No point arguing with you as when you get a rise from me, i would get banned. You would just make a new account no doubt if we get banned.
I am comfortable with the annuals. And as to why I would argue with Fracking... no point as everyone around here knows him from his various bans from various sites. Wonder which merger he will "prove" is happening by sheer weight of posting.
Liggy, dont bother responding as you are now filtered. No point negotiating with terrorists.
You have simply presented the figures in a different way. I have used the NPV calculation included with the accounts, which will include a future price forecast based on Brent futures from which the setbacks can be derived.
You have omitted the fact that the loans have to be repaid so your $19.2m netback is used to repay the liabilities to LO resulting in very little profit to apply a p/e ratio to.
You will not get a 8 times PE ratio as the same NPV calculation shows a peak production of 3000 bopd from current reserves.
If you do the same calculation for drilling rather than water flood you will understand why they have stopped drilling in 2017. LO could not be repaid. A strong indication of no flow surprises with the last 3 drills.
You need to analyse the data in 3 different ways to ensure that they all badly match.
The total liability do not require a lump sum payment on day 720, the liability is repaid 720 days after the initial spend and hence aligned with production. 12 month terms were not met and rolled forward into 720 day terms because RRL did not meet targets and could not pay.
Rob Think you are being a bit hard on fracking.
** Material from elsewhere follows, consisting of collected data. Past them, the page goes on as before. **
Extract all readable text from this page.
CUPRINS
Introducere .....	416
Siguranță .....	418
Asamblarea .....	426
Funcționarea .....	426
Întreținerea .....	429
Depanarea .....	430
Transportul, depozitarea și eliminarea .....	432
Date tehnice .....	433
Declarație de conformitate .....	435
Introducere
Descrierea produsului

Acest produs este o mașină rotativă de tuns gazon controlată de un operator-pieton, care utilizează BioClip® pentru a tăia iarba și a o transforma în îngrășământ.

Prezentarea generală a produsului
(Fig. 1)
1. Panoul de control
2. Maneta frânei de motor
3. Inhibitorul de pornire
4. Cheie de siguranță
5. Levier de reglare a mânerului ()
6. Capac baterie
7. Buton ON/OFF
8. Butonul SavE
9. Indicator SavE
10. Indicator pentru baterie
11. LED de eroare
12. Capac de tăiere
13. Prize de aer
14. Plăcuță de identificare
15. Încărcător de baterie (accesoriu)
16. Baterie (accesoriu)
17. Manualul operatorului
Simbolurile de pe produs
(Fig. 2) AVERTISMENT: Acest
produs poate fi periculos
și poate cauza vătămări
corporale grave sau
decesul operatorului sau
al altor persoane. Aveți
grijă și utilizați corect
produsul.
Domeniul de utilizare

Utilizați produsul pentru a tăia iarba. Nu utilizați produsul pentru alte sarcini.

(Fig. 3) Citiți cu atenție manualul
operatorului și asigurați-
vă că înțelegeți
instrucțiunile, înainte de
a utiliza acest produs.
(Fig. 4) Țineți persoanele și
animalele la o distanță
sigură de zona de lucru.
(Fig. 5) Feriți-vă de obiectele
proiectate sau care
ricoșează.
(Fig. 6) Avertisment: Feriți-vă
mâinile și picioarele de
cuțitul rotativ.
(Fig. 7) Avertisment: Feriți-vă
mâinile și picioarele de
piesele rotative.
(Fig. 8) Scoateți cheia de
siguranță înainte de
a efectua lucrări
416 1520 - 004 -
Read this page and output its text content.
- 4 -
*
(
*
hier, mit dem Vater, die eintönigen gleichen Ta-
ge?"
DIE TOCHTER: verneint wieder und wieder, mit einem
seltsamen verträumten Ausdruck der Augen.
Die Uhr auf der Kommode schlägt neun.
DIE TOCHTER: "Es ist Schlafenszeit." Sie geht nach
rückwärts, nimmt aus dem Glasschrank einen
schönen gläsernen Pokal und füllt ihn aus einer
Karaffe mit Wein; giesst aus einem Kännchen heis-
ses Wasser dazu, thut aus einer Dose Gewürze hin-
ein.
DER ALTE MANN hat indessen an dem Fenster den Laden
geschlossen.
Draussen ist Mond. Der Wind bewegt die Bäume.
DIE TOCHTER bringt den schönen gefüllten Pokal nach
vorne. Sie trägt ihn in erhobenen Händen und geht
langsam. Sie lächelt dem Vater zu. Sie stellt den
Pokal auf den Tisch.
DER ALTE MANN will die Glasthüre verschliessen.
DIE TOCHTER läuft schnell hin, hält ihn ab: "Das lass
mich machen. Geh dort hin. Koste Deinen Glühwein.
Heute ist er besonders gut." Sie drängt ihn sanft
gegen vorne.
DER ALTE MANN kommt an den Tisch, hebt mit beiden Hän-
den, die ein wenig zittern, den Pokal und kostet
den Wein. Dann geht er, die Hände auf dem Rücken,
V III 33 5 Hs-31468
The guy's just got mixed up and it is FRR that he is talking about and he is just about spot on with his .07 per share, although I seem to remember when FRR had a much higher SP
That's some of the worst accounting I've ever seen. From the 2016 operations update it clearly states:
OPEX: $11/bbl Royalties: $13/bbl Netback: $16/bbl
So at $50/bbl we roughly get:
OPEX: $11/bbl Royalties: $16/bbl Netback: $23/bbl
You produce 2500bopd or 0.91 million barrels a year. Multiplied by netback that is $19.2m netback. Say it is $3m fixed costs and at most $3m annual finance costs over well life that it $13.8m profit. So $0.18 profit per share or $1.45 at 8 P/E.
That it 1.17p with value increasing considerably as output and oil price rises further.
Your 0.07p share value will be earned in less than 6 months. Hope you never did any ones books.
I think ch one man crusade to highlight the dispicable manipulator trader and all round bad egg that buys at 5 quid a pop.. Has saved scores of would be investors from investing in rrl.. No'one should underestimate this selfless act. certainly not yogi bears mate, crunchieman or a grumpy scot.